El uso de la fuerza: el síntoma del miedo
Cuando un gobierno utiliza la represión como principal
respuesta política, es señal de que ya no gobierna: administra el miedo.
Las fuerzas policiales y militares, que deberían servir para
proteger a la ciudadanía, terminan siendo el muro que separa al poder de la
gente. Y es el único trabajo que tienen
El mensaje es claro: “No dialogamos, reprimimos.”
En el Perú, como en otros países de América Latina, la represión no es
accidental: es estructural.
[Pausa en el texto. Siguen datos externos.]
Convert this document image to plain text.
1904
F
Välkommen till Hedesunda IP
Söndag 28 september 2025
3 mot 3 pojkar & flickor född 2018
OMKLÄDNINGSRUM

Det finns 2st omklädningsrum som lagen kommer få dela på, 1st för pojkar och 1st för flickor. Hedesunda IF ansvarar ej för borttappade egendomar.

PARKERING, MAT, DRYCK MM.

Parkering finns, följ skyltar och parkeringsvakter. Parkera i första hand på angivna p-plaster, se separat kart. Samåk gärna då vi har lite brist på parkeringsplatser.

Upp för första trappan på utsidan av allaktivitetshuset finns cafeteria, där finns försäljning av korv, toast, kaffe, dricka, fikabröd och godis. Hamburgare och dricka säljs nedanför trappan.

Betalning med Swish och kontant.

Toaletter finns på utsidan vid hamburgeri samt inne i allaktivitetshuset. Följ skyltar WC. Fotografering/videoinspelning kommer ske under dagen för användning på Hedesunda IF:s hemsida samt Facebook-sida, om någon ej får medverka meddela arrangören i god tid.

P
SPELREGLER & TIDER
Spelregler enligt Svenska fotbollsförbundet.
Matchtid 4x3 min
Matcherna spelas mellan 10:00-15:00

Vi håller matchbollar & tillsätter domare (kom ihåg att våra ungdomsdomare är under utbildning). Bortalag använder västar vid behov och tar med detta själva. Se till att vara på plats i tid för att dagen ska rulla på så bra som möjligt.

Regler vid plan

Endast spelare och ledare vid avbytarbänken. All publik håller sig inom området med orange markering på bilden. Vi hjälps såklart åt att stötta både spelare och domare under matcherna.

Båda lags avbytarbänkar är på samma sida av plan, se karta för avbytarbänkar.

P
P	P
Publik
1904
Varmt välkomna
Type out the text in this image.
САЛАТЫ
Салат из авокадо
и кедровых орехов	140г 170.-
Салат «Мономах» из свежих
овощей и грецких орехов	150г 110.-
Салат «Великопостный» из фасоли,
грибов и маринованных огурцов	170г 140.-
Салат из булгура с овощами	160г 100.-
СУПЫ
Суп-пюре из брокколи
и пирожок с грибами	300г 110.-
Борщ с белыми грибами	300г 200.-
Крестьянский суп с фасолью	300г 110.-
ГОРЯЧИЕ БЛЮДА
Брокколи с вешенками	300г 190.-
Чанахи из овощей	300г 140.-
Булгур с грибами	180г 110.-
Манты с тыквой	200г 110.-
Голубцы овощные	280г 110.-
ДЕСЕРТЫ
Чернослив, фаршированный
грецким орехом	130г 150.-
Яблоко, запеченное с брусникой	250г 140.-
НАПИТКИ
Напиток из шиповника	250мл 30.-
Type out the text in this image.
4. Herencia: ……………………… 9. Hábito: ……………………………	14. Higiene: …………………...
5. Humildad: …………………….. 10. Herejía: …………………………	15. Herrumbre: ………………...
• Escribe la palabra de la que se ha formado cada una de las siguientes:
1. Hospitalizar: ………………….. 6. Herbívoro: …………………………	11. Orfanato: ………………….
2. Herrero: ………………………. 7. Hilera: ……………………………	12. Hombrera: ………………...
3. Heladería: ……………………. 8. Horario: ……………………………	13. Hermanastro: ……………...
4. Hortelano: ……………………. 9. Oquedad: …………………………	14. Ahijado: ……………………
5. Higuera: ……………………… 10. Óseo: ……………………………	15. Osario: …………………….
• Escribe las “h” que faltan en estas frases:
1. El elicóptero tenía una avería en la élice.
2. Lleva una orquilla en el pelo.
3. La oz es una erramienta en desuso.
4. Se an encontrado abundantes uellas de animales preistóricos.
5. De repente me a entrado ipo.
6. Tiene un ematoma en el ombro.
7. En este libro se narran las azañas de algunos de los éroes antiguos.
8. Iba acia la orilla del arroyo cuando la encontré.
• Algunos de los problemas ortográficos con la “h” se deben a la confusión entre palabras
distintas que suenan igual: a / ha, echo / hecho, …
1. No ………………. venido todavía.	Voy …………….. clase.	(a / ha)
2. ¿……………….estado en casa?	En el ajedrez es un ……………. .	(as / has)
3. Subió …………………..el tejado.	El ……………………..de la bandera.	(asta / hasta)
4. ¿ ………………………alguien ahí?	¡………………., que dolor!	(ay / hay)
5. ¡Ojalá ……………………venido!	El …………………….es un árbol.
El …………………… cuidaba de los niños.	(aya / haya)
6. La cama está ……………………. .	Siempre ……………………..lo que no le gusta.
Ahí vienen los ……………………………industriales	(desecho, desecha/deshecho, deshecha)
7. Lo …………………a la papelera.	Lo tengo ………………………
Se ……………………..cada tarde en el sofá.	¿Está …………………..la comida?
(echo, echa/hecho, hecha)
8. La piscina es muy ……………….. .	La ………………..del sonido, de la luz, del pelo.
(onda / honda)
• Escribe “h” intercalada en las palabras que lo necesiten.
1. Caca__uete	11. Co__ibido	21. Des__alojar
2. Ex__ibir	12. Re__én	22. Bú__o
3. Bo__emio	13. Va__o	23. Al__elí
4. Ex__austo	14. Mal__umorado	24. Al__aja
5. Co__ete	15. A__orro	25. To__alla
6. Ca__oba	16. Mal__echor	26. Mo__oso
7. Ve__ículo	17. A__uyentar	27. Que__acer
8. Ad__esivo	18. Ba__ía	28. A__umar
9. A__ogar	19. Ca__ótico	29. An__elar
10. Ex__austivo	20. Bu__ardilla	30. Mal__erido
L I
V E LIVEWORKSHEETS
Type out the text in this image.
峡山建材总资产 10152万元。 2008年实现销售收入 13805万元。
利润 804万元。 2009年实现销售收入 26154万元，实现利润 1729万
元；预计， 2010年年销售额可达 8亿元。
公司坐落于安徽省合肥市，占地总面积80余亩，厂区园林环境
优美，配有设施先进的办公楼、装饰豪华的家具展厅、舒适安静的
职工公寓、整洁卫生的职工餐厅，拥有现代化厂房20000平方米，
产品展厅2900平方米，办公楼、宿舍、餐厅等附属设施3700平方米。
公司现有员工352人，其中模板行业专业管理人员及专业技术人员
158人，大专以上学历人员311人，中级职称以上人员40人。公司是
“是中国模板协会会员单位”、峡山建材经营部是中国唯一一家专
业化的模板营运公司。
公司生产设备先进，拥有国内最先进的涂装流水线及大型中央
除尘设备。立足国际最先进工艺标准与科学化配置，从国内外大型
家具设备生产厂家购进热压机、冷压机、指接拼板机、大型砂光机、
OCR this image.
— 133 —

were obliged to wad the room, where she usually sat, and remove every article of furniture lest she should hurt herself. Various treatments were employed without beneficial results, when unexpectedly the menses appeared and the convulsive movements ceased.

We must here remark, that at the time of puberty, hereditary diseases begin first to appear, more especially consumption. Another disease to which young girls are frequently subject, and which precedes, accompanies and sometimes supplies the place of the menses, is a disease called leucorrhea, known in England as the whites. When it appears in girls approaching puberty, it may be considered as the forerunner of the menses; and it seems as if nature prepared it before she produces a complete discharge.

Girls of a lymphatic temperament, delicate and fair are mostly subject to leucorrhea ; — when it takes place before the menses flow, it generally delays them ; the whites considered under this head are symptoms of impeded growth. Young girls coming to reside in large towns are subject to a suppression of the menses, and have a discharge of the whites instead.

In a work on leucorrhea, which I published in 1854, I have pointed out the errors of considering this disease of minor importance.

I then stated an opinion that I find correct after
Se planifica, se justifica y se ejecuta con
la complicidad de un aparato mediático que intenta reducir o reduce toda
protesta a un acto de vandalismo.
Los gobiernos sin legitimidad reemplazan la autoridad moral
por la autoridad del garrote.
Y así, mientras los verdaderos criminales —los que extorsionan, asesinan y
saquean recursos públicos— actúan con libertad, la policía concentra toda su
energía en dispersar ciudadanos que exigen dignidad.
Los medios: entre la verdad y el salario
La protesta también revela otro poder en crisis: el de la
prensa.
Gran parte de los medios tradicionales ha renunciado a su función de contrapeso
y fiscalización para convertirse en difusor de la narrativa oficial.
Se priorizan comunicados sobre investigaciones, se silencian las violaciones de
derechos humanos y se amplifican los partes policiales sin contraste.
Esa prensa “neutral” en realidad es funcional al poder.
El ciudadano, cada vez más informado por redes y medios alternativos, percibe
esa manipulación y responde con desconfianza generalizada.
La consecuencia: el Estado pierde credibilidad y los medios
pierden autoridad.
Solo queda la calle.
La protesta como acto de refundación democrática
El derecho a la protesta no solo está protegido por la
Constitución, sino también por los tratados internacionales de derechos
humanos. Cuando el sistema falla, la movilización ciudadana es el último
recurso legítimo de defensa democrática.
Protestar es reclamar el derecho a ser escuchado.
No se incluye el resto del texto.